Posted on January 17, 2001 at 9:49 a.m.

 
STORY:
Bottom of the Ninth: An Oral History on the Life of Harry "The Hat" Walker (2000, Writer’s Showcase presented by Writer’s Digest) tells the story of baseball legend Harry Walker, whose game winning hit in the 1946 World Series gave St. Louis the victory over Boston.

WHAT:
Highlights in Walker’s life include his National League batting title in 1947, his career with the St. Louis Cardinals, the Philadelphia Phillies, and the Chicago Cubs, and his successful management of three National League teams. In addition, Walker became a decorated hero in World War II, and all of these events are told through the eyes of Walker’s friends, players, co-workers and even Walker himself. Here Walker recalls his childhood passion for baseball:

“I don’t know when it started, but I know I carried a bat around with me when I was four or five years old. I’ve got a picture of me with my bird dog, with me holding a baseball bat, when I was probably about 10 years old. When I was a kid, that was my life… the bird dog and the bat.”

When Walker left professional baseball for good in 1978, he returned home to Birmingham and took a job as the University of Alabama at Birmingham’s first baseball coach.
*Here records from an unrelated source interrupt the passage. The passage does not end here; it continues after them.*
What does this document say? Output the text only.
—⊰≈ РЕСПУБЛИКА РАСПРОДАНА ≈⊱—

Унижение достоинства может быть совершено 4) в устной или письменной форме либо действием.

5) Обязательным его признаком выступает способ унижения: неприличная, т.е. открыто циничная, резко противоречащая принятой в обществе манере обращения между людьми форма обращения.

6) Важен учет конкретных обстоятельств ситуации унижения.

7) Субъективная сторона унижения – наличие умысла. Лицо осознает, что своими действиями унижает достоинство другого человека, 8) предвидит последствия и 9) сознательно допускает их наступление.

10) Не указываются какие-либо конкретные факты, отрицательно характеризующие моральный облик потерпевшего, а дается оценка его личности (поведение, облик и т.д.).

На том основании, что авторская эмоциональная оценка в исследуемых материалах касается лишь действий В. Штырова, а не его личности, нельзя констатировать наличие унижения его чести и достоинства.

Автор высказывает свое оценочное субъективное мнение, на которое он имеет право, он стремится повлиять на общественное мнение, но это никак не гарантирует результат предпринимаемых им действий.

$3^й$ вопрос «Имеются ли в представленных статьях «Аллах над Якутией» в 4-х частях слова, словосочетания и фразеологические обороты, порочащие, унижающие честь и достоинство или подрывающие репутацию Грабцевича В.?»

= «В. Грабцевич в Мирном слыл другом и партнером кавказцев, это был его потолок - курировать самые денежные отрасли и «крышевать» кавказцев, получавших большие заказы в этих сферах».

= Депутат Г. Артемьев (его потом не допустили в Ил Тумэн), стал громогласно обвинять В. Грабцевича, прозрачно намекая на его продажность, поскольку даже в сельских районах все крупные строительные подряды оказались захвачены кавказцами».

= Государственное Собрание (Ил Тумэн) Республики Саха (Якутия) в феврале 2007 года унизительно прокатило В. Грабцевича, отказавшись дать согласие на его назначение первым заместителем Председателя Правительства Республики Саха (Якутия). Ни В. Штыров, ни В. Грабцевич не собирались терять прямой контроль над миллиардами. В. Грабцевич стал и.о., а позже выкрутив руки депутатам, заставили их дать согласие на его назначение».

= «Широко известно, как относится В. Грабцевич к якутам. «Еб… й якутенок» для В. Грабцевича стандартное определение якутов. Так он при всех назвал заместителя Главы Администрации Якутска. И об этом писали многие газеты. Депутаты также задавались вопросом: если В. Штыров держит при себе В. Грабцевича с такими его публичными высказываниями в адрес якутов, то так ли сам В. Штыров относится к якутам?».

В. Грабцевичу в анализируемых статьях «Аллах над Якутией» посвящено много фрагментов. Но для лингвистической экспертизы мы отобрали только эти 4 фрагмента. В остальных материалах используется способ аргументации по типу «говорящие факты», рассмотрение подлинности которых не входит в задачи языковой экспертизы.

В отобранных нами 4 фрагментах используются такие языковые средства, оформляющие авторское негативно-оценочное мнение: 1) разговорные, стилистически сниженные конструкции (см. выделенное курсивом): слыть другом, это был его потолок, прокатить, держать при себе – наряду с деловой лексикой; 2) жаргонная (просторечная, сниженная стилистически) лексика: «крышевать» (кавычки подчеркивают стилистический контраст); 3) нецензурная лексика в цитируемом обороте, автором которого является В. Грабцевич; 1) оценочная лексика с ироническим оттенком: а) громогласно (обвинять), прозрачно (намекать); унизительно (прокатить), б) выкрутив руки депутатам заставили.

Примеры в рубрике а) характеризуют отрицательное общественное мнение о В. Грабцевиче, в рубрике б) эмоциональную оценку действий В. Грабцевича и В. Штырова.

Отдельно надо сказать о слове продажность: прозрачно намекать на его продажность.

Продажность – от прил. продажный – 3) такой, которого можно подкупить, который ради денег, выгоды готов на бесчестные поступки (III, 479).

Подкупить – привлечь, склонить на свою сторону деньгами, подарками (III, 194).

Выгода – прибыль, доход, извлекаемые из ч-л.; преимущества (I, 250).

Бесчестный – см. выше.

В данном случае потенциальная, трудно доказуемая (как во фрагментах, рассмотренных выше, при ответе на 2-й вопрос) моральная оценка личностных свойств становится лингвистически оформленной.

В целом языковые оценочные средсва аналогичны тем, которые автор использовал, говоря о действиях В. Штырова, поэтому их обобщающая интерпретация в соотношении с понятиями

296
That’s where the book’s author, Larry Powell, Ph.D., a UAB associate professor of communication studies and avid baseball fan, met Walker for the first time in November 1998. Following that chance meeting, Walker agreed to let Powell write his autobiography. But Walker died August 8, 1999 at the age of 80, before Powell finished his work, so the project became a biographical oral history.

“Harry was a top-notch baseball player and an even better baseball teacher,” says Powell. “He understood the game and knew how to teach it to others. It was his passion. He could talk baseball with anybody — the little leaguer or the major leaguer.”